Dr Rhee said more clarity regarding each clinician’s role during the care period would help, as would more faith in the specialised care GPs can provide.
‘Some clinicians form the view that these are very highly-specialised treatments and some GPs are potentially not that familiar with them, so they’re not sure what role GPs can play,’ he said.
‘It does require an element of trust, and building up trust is a critical component.
‘[But] if there were adequate support services available, and good communication, then GPs can be highly effective in managing many of these issues, including some side effects of treatments and patient follow up, etc.’
Another important aspect, according to Dr Rhee, is acknowledging the role that private specialists play – as this can sometimes be overlooked – and then including them in forming appropriate pathways relevant to the local area.
‘Many primary health networks have been designing localised versions of health pathways for managing not only cancer, but other conditions … highly tailored to where you’re practising, rather than a generic pathway that’s not very useful,’ he said.
‘The bulk of [cancer] procedures are done by private specialists.
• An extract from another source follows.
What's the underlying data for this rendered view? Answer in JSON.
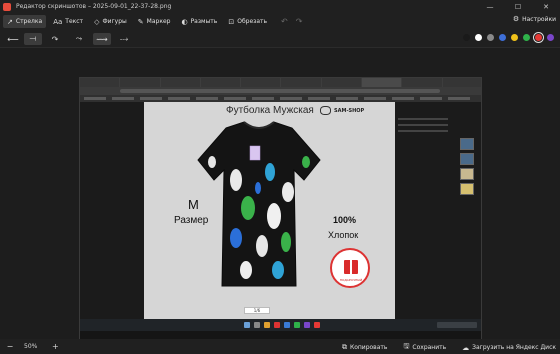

We can pretend that doesn’t happen and cancer services can plan everything around the public system, but the reality is often GPs will tap into the private system because, especially for patients who have private insurance, it’s so much faster and so much more convenient.
‘[But] the last thing we want is people who have the money or access to these type of specialists to get better treatment. That’s why we need we need to get private specialists, public-hospital-based cancer specialists and GPs all involved and communicating to identify every group of patients to make sure no one is disadvantaged.’